|
FixXMLQuotes attempts to convert straight double quotes
(Ascii/Unicode 34) into "curly" left and right double quotes
(Unicode 8220 and 8221 respectively). It also attempts to convert straight
single quotes (Ascii/Unicode 39) into "curly" left and right single quotes
(Unicode 8216 and 8217 respectively) and to distinguish these from the use
of the single quote as an apostrophe. FixXMLQuotes makes mistakes,
so its output should be corrected manually. FixXMLQuotes accepts XML files
in TEI format as input.
Usage:
fixxmlquotes softtags.txt jumptags.txt outputdirectory input1.xml input2.xml ...
where
- softtags.txt specifies a text file containing list of soft
XML tags, one per line. A sample is included as part of the
MorphAdorner distribution.
- jumptags.txt specifies a text file containing list of
jump XML tags, one per line. A sample is included as part of the
MorphAdorner distribution.
- outputdirectory specifies the output directory to receive
xml files with quote marks fixed.
- input*.xml specifies the input TEI XML files.

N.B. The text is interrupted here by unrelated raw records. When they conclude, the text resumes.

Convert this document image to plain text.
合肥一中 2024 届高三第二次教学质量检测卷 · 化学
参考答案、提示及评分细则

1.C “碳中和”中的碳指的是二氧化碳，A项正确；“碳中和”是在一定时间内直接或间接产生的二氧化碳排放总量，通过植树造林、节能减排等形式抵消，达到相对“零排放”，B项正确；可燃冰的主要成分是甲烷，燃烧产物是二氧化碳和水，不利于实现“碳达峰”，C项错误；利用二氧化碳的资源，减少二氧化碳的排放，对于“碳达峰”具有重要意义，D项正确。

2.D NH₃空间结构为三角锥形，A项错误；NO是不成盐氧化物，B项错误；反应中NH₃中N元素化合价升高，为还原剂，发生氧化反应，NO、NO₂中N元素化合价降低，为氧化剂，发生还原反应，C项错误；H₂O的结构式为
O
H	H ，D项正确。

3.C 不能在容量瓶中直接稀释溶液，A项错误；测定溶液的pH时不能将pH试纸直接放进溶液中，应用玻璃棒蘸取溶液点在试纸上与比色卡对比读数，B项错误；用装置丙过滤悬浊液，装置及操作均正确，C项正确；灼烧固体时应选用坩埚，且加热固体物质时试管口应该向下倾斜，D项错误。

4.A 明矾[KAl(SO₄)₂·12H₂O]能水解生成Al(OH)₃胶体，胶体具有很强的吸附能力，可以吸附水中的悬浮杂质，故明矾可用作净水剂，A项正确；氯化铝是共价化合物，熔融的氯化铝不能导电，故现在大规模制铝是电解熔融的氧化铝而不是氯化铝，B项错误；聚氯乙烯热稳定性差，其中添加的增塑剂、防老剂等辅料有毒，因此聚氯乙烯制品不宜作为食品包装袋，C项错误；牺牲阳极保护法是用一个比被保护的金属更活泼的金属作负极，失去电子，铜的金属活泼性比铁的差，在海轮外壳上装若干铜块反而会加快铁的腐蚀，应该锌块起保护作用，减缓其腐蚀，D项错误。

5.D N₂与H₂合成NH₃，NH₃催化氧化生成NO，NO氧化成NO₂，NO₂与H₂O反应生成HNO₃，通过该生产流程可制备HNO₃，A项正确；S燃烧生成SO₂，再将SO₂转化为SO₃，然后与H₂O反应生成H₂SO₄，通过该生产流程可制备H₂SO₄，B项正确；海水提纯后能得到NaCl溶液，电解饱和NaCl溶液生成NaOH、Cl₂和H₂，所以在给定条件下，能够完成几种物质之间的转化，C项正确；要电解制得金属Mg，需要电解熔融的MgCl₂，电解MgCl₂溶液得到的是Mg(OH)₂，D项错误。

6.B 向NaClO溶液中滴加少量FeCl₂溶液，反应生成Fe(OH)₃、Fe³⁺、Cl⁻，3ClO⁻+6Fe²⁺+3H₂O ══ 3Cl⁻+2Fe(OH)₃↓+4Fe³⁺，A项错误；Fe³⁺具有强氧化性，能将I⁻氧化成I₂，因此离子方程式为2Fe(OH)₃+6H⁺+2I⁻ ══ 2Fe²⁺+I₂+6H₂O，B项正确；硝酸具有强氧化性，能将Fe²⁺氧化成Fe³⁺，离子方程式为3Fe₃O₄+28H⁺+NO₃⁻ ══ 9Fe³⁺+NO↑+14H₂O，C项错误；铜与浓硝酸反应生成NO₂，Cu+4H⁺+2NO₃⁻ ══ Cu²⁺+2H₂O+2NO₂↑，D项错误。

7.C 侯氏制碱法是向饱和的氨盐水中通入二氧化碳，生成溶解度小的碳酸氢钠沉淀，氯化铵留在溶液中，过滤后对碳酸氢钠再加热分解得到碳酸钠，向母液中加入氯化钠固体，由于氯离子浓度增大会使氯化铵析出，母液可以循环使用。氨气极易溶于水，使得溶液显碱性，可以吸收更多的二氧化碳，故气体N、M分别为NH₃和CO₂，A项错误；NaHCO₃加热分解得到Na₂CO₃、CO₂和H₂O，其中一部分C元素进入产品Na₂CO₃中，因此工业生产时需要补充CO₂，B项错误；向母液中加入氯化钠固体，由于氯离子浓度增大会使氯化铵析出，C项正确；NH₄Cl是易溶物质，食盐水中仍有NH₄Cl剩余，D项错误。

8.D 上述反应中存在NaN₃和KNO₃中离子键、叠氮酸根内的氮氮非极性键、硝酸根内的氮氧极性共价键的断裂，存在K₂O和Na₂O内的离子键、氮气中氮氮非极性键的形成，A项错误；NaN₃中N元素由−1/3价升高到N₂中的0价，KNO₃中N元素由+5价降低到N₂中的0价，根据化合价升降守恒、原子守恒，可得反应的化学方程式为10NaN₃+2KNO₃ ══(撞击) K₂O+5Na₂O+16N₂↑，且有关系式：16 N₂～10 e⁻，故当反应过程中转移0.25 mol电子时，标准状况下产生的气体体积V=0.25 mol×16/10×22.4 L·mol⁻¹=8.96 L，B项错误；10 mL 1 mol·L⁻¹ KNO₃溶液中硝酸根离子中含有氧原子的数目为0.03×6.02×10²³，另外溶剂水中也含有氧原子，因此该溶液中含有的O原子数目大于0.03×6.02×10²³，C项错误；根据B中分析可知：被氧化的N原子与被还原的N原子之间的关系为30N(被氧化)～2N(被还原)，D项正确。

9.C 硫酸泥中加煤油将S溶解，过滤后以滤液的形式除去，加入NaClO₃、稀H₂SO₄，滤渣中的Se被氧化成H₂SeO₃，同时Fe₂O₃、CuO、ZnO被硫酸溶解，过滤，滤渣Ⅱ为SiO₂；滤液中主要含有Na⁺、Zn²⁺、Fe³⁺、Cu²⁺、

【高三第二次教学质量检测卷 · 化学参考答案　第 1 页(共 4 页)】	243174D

For each of the input XML files, FixXMLQuotes attempts to correct the
quotes and writes a corrected XML file of the same name in the
specified output directory.
The companion FixQuotes program provides
the same approach to correcting quote marks, but for plain text
files instead of XML files.
Usage:
fixquotes input.txt output.txt
where
- input.txt specifies the input text file with quote marks
to correct.
- output.txt specifies the output text file with quote marks
fixed.
At best fixxmlquotes and fixquote
correct 90% of the quotes. The remainder need to be corrected
manually.
|